Il tribunale è solo l’ultimo passo di una contesa che va avanti da tempo. Celentano, infatti, in passato aveva dato alla Varone della “sgallettata”. Definizione passata in cavalleria. Ma quando la Celentano le ha dato della “sciacquetta” Varone ha alzato il telefono e l’ha chiamata in diretta tv.

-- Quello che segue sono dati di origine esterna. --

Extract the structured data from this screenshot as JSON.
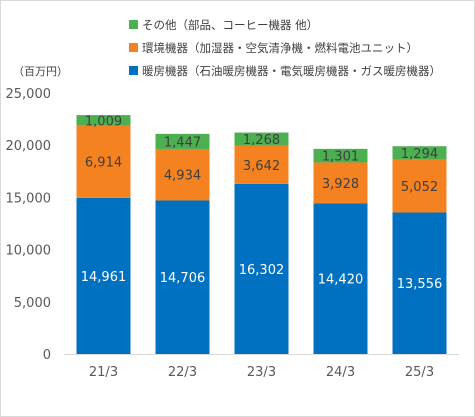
{
  "chart_data": {
    "type": "bar",
    "stacked": true,
    "unit_label": "（百万円）",
    "categories": [
      "21/3",
      "22/3",
      "23/3",
      "24/3",
      "25/3"
    ],
    "series": [
      {
        "name": "暖房機器（石油暖房機器・電気暖房機器・ガス暖房機器）",
        "color": "#0070C0",
        "label_color": "#FFFFFF",
        "values": [
          14961,
          14706,
          16302,
          14420,
          13556
        ]
      },
      {
        "name": "環境機器（加湿器・空気清浄機・燃料電池ユニット）",
        "color": "#F58220",
        "label_color": "#404040",
        "values": [
          6914,
          4934,
          3642,
          3928,
          5052
        ]
      },
      {
        "name": "その他（部品、コーヒー機器 他）",
        "color": "#4CAF50",
        "label_color": "#404040",
        "values": [
          1009,
          1447,
          1268,
          1301,
          1294
        ]
      }
    ],
    "legend_order": [
      2,
      1,
      0
    ],
    "legend_position": "top",
    "ylim": [
      0,
      25000
    ],
    "yticks": [
      "0",
      "5,000",
      "10,000",
      "15,000",
      "20,000",
      "25,000"
    ],
    "ytick_values": [
      0,
      5000,
      10000,
      15000,
      20000,
      25000
    ],
    "grid": false
  }
}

Così Adelaide Pierucci sul Messaggero ricorda quanto accaduto:

E’ il 9 novembre del 2009. Gli studi sono quelli di Domenica5, conduttrice Barbara d’Urso. Ospite d’onore il playboy Matteo Guerra, ex corteggiatore di Uomini e Donne; opinionista Rosita Celentano. Ed è proprio lei a scatenare lo scompiglio nel programma. In quella puntata il protagonista è Guerra, latin lover televisivo all’ epoca al top. In studio si parla della sua ultima presunta fiamma, Sara Tommasi, presente. A quel punto Rosita Celentano, mentre dondola su un cavallo di legno, in un estremo tentativo di offendere Guerra dà delle «sciacquette» alle sue conquiste: le ultime, in ordine di notorietà, Manuela Arcuri, la Varone, la Tommasi e Daniela Martani, appena uscita dalla casa del Grande Fratello nove.